Rattay, keen on becoming a high school football coach after college, is hardly worried about whether his future includes the NFL. He's just thrilled to be playing. In high school he didn't start at quarterback until his senior year. College recruiters ignored him even though at Phoenix Christian High in 1994 he passed for an Arizona-state-record 40 touchdowns, seven of them in one game.
Without a scholarship, he enrolled at nearby Scottsdale Community College, home of the Artichokes and the same school where quarterback Joe Germaine of Ohio State had played the year before. Rattay beat out seven other contenders for the starting job. "I don't know how I got it," he says. "I was probably the smallest and the weakest of the bunch. They were classic NFL types, 6'4" and 240, with big arms."

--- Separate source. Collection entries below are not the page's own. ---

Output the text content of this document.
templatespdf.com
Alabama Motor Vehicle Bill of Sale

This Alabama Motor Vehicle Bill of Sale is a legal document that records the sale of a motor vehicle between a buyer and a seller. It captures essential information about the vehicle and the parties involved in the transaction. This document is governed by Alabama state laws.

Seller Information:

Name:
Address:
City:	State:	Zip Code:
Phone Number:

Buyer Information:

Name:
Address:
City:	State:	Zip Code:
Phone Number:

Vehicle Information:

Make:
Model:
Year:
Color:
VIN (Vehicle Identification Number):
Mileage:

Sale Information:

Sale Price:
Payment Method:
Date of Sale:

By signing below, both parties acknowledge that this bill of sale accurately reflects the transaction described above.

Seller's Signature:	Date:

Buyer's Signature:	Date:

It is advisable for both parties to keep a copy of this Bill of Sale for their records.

"Tim was never the sort of athlete who just jumped out at you, but neither was Joe Montana," says Tim's father, Jim, coach at Desert Vista High in Phoenix. "Even when Tim was playing Pop Warner, the coaches were putting bigger and stronger kids ahead of him. He'd start at tight end or someplace, but eventually he would take over and be the quarterback, and he always won for you."
In 1995, as a freshman at Scottsdale, Rattay led junior college quarterbacks in passing yards with 3,526 and touchdown passes with 28. He also threw 18 interceptions, which explains in part why no school but Louisiana Tech made him an offer. "I watched Tim on film, and he had no pass protection," says Crowton, who was the Bulldogs' offensive coordinator at the time. "Every time he threw the ball he'd get crushed. They'd hit him so hard you wondered how he could take it, then he'd pop up and complete another pass. I thought, This kid is tough. Then I visited another school, Mesa Community College, which had played against him, and the players there told me they were taking bets on the sideline to see which of them was going to mock him out of the game, because they were pounding him every play."
Crowton called Rattay at home and left a message on his answering machine identifying himself as an assistant at Louisiana Tech, where Terry Bradshaw had played. 'I'd never heard of Tech, and I'd never heard of Ruston," Rattay says. "I didn't even know the school was in Division I-A."
Rattay flew out for a visit and quickly became enchanted. The people of Ruston [pop. 20,000) were as friendly as any he'd over met, the cuisine was better than any he'd ever eaten, and the way the girls spoke with a delicate Southern drawl...well, to his way of thinking, they couldn't have been more appealing. Everywhere you looked there were pine trees and red dirt. And come dinnertime, people really liked their peas. "I never knew there were so many kinds of peas and so many ways to eat them," Rattay says. "In Arizona I was used to just green peas. Here they have have black-eyed peas and all these other peas. I don't know if that counts as a cultural difference, but it certainly was new for me, and I liked it."
Rattay also liked Crowton, the mastermind behind what some people in football :all a "global offense" for its anything-goes approach to moving the ball. As a journeyman assistant, Crowton studied under LaVell Edwards, Mike Holmgren and Tom Coughlin, among others, and at Tech he has established his reputation as a formation geek who really likes to chuck the ball. Having run out of numbers with which to label his plays, Crowton, who became head coach in 1996, turned to the heavens for inspiration. "We've got formations called Moon, Sun, Stars and Mars," he says. "Something we did looked like a star, so I called it that. I know our offense is unique, and people are starting to take notice. We had about 200 college coaches come visit last year to learn what we're doing."
After his redshirt season Rattay quickly showed that he was the perfect leader for Crowton's sophisticated passing game. "I remember in Tim's first scrimmage, he was about to be sacked, and he turned and fired the ball upfield to an area where he knew the receiver was going to be open," says Pete Carmichael, the Bulldogs' quarterbacks coach. "It takes great vision to do that, and Tim has it. He's also as smart as anyone you'll find at his position."
The Tech offense requires Rattay to call many of the plays at the line of scrimmage, a task he completes with hand signals rather than verbal calls. As he taps his helmet and pads and waves his hands, he looks more like a third base coach than a football player. In particular, he's developed a symbiotic relationship with Edwards, who understands Rattay's intentions simply by looking at him. "They have a kind of ESP," says Jim Rattay.
"It comes from hours and hours of work," Tim says. "Over the summer Troy and I worked out together four days a week. I would throw it, and he would catch it, over and over again. You get to where all you have to do is look at each other to communicate."